Board of Investment (Pakistan)
- Incumbent
- Assumed office 27 February 2025
- President: Asif Ali Zardari
- Prime Minister: Shehbaz Sharif
- Preceded by: Aleem Khan

Ministry of Maritime Affairs (Pakistan)
- In office 11 March 2024 – 27 February 2025
- Preceded by: Shahid Ashraf Tarar
- Succeeded by: Muhammad Junaid Anwar Chaudhry

Member of the National Assembly of Pakistan
- Incumbent
- Assumed office 29 February 2024
- Constituency: NA-94 Chiniot-II
- In office 13 August 2018 – 10 August 2023
- Constituency: NA-100 (Chiniot-II)
- In office 1 June 2013 – 31 May 2018
- Constituency: NA-86 (Jhang)
- In office 1 February 1997 – 12 October 1999
- Constituency: NA-86 (Jhang)

Personal details
- Born: 12 September 1946 (age 80)
- Party: PMLN (1993-present)

= Qaiser Ahmed Sheikh =

Pakistani politician

Qaiser Ahmed Sheikh (born 12 September 1946) is a Pakistani businessman and politician who is currently serving as Chairman of the Board of Investment since 2025. Previously, he served as Federal Minister of Maritime Affairs, from 2024 to 2025. He had been a member of the National Assembly of Pakistan, from August 2018 to August 2023. Previously he was a member of the National Assembly from June 2013 to May 2018.

==Early life==
He was born on 12 September 1946. He belongs to the Shaikh community of Chiniot, Punjab that has played a significant role in the development of trade and industry across the Indian subcontinent since the 19th century. In Pakistan, members of this community have made substantial contributions to economic activity, particularly in sectors such as textiles, chemicals, leather (tanneries), and foreign trade.

== Business career ==
Sheikh has had a long-standing career as a business executive and industrialist, marked by significant collaborations with multinational corporations. As chief executive officer, he established joint ventures that brought foreign investment and industrial growth to Pakistan. One such venture was Qaiser LG Petrochemicals (Pvt.) Ltd., a chemical manufacturing company producing Di Octyl Phthalate (D.O.P) and Butyl Acetate, formed in collaboration with the LG Group, a leading South Korean conglomerate. He also founded Qaiser Noman Bernas (Pvt.) Ltd. in partnership with Bernas, a semi-government Malaysian enterprise that holds exclusive rights to import rice into Malaysia.
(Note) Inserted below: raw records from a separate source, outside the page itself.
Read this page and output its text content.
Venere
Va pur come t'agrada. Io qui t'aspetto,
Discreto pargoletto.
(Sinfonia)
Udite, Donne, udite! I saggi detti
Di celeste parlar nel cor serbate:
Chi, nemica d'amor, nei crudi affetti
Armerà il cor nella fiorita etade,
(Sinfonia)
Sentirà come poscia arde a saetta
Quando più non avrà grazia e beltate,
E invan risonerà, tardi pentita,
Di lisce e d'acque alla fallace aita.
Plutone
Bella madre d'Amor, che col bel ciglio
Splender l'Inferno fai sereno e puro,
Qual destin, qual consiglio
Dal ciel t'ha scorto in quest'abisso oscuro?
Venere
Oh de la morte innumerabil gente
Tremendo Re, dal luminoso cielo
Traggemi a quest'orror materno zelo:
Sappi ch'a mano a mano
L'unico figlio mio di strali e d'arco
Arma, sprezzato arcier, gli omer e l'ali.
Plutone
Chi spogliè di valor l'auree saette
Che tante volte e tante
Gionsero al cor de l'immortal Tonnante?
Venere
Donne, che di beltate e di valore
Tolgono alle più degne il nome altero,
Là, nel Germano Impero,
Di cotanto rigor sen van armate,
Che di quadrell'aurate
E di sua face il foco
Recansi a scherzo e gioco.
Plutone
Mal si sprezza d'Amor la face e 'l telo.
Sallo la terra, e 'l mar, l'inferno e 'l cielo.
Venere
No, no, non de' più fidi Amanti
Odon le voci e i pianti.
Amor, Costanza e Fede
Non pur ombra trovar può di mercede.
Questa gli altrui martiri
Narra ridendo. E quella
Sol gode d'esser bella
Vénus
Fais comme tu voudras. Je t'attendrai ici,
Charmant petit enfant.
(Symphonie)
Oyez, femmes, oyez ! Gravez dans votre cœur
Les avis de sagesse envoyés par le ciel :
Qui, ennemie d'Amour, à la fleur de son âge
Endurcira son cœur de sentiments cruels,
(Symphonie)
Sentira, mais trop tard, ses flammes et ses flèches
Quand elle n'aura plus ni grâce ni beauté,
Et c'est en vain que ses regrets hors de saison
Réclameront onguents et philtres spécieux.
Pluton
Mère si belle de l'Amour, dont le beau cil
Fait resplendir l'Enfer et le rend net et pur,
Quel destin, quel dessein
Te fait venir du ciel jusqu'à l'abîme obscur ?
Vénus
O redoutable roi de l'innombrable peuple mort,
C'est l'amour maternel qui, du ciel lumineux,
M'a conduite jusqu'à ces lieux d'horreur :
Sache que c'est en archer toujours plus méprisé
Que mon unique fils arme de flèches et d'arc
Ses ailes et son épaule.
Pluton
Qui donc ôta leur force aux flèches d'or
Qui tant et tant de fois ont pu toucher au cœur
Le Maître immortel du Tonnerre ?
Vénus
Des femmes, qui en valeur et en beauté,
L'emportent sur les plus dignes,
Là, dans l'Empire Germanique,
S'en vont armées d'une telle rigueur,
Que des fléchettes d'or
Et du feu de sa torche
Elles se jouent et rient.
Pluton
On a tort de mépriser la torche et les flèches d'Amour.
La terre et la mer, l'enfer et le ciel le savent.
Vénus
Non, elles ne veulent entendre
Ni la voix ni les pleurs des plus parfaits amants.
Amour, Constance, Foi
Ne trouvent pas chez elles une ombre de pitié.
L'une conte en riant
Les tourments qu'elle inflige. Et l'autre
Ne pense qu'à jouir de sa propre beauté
Under his leadership, Qaiser Noman Bernas earned multiple accolades, including export trophies from the president and prime minister of Pakistan for five consecutive years, from 2000 to 2004, recognizing its contributions to the country's export sector. These joint ventures reflect Sheikh’s role in attracting foreign investment to Pakistan, particularly in the fields of chemical manufacturing and agricultural trade.

In addition to these partnerships, Sheikh has overseen the operations of other companies. Qaiser Brothers (Pvt.) Ltd., established in 1967, is an international trading firm. He is also associated with Gadoon Industries (Pvt.) Ltd., a manufacturing company that produces plastic sheets and bags for commercial use.

He has also served as president of Karachi Chamber of Commerce and Industry.

==Political career==
Sheikh contested elections for the National Assembly of Pakistan in the years 1993, 1997, 2002, and 2008. He was elected to the National Assembly in 1997 as an independent candidate, during an election in which only the Pakistan Muslim League-Nawaz (PML-N) secured National Assembly seats from Punjab. Notably, no other political party besides PML-N managed to win a seat in Punjab that year, making Sheikh's victory as an independent particularly significant.

He distinguished himself as one of the very few politicians with a business background to be elected from a rural constituency, traditionally dominated by feudal political families. His success in this landscape reflected a shift in voter preference and the growing influence of candidates outside the traditional political elite. As a parliamentarian, Sheikh gained recognition for his philanthropic approach to public service. He donated all of his parliamentary remuneration, travel allowances, and benefits to development initiatives in Pakistan, encouraging other financially stable members of the National Assembly to follow suit.

He was elected to the National Assembly of Pakistan as a candidate of Pakistan Muslim League (N) (PML-N) from Constituency NA-86 (Jhang) in the 2013 Pakistani general election. He received 77,512 votes and defeated Zulfiqar Ali Shah, a candidate of Pakistan People's Party (PPP).

He was re-elected to the National Assembly as a candidate of PML-N from NA-100 (Chiniot-II) in the 2018 Pakistani general election. He received 76,415 votes and defeated Zulfiqar Ali Shah, a candidate of Pakistan Tehreek-e-Insaf (PTI).